Increased compliance with facemask usage can reduce the transmission of both COVID-19 and Mpox by limiting the spread of respiratory droplets. Vaccination provides immunity against both diseases, thereby reducing the number of susceptible individuals in the population. Similarly, practicing social distancing among infected individuals can prevent the incidence of coinfection. The use of personal protective equipment (PPE) can reduce the occurrence of healthcare-associated transmissions and the incidence of Mpox cases. Additionally, the use of rodenticides which target the vector of Mpox can help in reducing the overall reservoir population of the vectors, thereby decreasing the likelihood of spillover events [66].
There is no data available which shows whether infection with one virus affects the transmissibility of the other hence, further research should be done on this to understand the dynamics between these two viruses. (Table 2 shows the summary of all the studies).
Vaccine efficacy and cross-reactivity
The rising co-infection of COVID-19 and increased Mpox infection rate has led to the development of only the approved third-generation smallpox/monkeypox vaccine JYNNEOS, which is based on the highly attenuated modified vaccinia Ankara (MVA) vector [67]. COH04S1 is a clinically evaluated, multiantigen COVID-19 vaccine candidate built on a fully synthetic platform of the highly attenuated modified vaccinia Ankara (MVA) vector, representing the only FDA-approved smallpox/mpox vaccine, JYNNEOS [68]. The immune responses elicited by COH04S1 were compared to those from individuals vaccinated with JYNNEOS, the only FDA-approved smallpox/mpox vaccine. The results showed that the MPXV cross-reactive humoral responses from COH04S1 were comparable to those from JYNNEOS-vaccinated subjects. This indicates that COH04S1 could serve as an effective alternative or complement to existing mpox vaccines [68].

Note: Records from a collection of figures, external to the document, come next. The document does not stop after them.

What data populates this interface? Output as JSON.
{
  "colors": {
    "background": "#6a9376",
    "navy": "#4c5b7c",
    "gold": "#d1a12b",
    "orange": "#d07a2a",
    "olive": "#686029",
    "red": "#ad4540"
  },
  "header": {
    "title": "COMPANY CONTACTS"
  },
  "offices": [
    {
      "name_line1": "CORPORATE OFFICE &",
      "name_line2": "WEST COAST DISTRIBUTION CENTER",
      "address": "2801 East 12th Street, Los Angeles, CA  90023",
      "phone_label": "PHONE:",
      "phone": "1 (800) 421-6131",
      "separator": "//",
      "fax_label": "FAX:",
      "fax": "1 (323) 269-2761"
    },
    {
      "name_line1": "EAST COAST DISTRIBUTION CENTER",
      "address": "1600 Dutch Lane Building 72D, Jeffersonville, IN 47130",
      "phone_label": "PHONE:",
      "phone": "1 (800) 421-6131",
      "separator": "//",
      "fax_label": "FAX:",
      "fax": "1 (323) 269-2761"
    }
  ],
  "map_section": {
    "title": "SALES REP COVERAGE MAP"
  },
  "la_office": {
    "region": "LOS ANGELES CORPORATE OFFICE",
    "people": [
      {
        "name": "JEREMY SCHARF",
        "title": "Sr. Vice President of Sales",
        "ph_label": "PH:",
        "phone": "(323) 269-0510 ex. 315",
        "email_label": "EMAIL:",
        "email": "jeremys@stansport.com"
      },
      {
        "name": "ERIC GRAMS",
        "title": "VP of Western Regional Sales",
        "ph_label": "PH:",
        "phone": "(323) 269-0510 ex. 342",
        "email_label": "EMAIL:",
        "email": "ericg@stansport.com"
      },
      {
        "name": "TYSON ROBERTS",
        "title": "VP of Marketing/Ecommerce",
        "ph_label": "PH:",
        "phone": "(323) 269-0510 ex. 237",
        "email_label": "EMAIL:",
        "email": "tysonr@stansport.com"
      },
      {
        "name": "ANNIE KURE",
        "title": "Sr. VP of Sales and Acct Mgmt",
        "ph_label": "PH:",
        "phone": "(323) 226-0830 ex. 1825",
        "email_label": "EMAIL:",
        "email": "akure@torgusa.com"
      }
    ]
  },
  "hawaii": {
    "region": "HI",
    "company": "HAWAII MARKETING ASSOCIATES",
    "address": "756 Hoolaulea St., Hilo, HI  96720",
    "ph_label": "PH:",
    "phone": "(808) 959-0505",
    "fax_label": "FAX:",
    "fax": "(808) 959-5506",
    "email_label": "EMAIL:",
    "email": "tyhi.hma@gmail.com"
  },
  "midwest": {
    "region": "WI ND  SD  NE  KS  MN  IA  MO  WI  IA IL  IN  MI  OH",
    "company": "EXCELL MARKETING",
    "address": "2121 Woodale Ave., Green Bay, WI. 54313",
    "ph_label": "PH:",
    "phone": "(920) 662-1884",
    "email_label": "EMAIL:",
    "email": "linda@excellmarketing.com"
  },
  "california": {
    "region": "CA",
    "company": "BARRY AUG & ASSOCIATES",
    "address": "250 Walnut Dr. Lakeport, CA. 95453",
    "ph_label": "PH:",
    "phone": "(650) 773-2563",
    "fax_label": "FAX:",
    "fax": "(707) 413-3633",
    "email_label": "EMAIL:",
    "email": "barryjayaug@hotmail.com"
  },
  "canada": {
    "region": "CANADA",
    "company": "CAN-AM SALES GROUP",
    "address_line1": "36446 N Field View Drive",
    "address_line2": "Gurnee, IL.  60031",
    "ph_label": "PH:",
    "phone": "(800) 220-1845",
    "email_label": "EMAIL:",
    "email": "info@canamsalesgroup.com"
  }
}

In a Phase 1 clinical trial, healthy adults who received COH04S1 exhibited substantial humoral and cellular immune responses. Notably, 45% of these subjects developed MPXV cross-neutralizing antibodies, indicating a significant level of cross-reactivity. This suggests that vaccination with COH04S1 not only protects against COVID-19 but may also confer some level of immunity against MPXV [68]. (Table 3 shows all the listed vaccines). While the above studies primarily focus on the immune response to MPXV and COVID-19 vaccines, the findings imply that vaccination against one virus may influence the immune response to the other. The presence of cross-reactive antibodies could potentially alter disease outcomes in individuals co-infected with both viruses. Dual-purpose vaccines like COH04S1 could streamline vaccination efforts by reducing the number of vaccines needed, thus conserving resources and simplifying logistics. The ability to provide immunity against multiple pathogens could be particularly beneficial in endemic regions or during concurrent outbreaks, enhancing public health responses [67].
However, further research is needed to fully understand the implications of such co-infections and the role of vaccination in modulating immune responses.